Ti ho vista danzare di sera tardi, con mio grande stupore, sotto i portici mentre tutta la stazione era avvolta nel silenzio, ma poi sistemarti di corsa nella tua valigia quando ti sei accorta della nostra presenza. Non avevi quasi mai «bisogno di nulla», così dicevi, poi una sera ci hai chiesto delle scarpe perché «cosa avrebbe pensato di te la gente se ti avesse vista camminare scalza per strada», ci hai fatto sorridere, ma ti abbiamo promesso di cercare le scarpe esattamente come le volevi tu, sapendo che quelle scarpe forse ancora non le hanno inventate. Ti ho vista arrabbiarti con noi e con il nostro modo di far servizio e tenerci il broncio per giorni, poi sorridere e far tornare il buonumore alle battute del volontario a cui più di tutti tenevi testa. Passavo a salutarti spesso prima di tornare a casa e tu mi chiedevi del mare e se tornavo dalla famiglia «fai bene ogni tanto devi tornare», ma poi quando tornavo contavi i giorni che non ero passata, o i giorni che mancavo dal servizio.

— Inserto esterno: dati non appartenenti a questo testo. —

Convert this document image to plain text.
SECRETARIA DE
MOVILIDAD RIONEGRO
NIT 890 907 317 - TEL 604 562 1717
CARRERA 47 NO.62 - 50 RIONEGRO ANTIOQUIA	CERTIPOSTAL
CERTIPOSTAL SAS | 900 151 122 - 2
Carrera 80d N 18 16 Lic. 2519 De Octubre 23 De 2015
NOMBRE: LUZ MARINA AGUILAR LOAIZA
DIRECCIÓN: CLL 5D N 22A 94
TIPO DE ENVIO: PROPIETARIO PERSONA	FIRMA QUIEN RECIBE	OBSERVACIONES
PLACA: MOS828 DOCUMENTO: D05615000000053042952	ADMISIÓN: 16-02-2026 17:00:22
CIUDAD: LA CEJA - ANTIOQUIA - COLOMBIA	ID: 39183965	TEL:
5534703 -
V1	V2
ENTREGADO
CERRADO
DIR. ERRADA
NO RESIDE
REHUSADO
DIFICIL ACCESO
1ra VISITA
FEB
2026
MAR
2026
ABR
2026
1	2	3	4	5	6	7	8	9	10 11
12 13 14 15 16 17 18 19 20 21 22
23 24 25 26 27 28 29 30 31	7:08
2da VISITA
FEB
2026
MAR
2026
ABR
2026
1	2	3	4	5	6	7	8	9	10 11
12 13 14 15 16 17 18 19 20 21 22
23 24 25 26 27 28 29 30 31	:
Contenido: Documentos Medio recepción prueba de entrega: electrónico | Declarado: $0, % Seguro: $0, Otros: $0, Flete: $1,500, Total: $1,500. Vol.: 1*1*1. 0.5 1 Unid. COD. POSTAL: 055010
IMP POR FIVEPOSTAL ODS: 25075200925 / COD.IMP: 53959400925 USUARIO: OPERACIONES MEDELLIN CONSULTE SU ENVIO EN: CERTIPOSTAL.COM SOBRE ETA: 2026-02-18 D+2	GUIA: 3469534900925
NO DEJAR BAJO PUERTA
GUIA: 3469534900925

Già, non so se per affetto, per preoccupazione o per ricordare i giorni ma sapevi esattamente quanti giorni ognuno di noi era stato assente dal servizio e chi dovevi attendere ogni giorno della settimana. Hai reso tante mie serate migliori, mi hai fatto sorridere e preoccupare, spesso riconciliare col mio di mondo, proprio come fanno le amiche. Altre volte mi hai mandata via perché non avevi voglia di parlare o perché eri stanca, altre hai chiesto di me agli altri volontari, vallo a spiegare che anche per strada possono nascere le amicizie e che il nostro servizio spesso fa più bene ai volontari che a voi. Sono andata via senza salutarti perché in città erano giorni particolari e lo stesso hai fatto tu senza clamore, in un primissimo pomeriggio il tuo cuore pare si sia fermato, ma sei andata via serena senza troppo rumore, senza salutare nessuno… Qualche giorno fa sono tornata in stazione a far servizio, il tuo posto è stato occupato da qualcun altro, c’è un’altra coperta e un altro cartone… non ci sei tu… manchi a noi, che concludevamo il servizio passando sempre a “darti la buonanotte”, manchi alle altre signore che si fermavano a chiacchierare davanti a te. Forse non abbiamo fatto abbastanza, forse non siamo arrivati in tempo, ma per tutti noi non eri solo un mucchio di cartoni e coperte, ma un’amica. La strada è più vuota, la stazione di sera è deserta, ma fidati cara Giovanna che poi così “invisibile” non lo eri per nessuno. Io all’angolo della strada ci vedo ancora la tua coperta bianca da cui spuntano i tuoi bellissimi occhi azzurri.
La tua “piccoletta coi capelli corti”.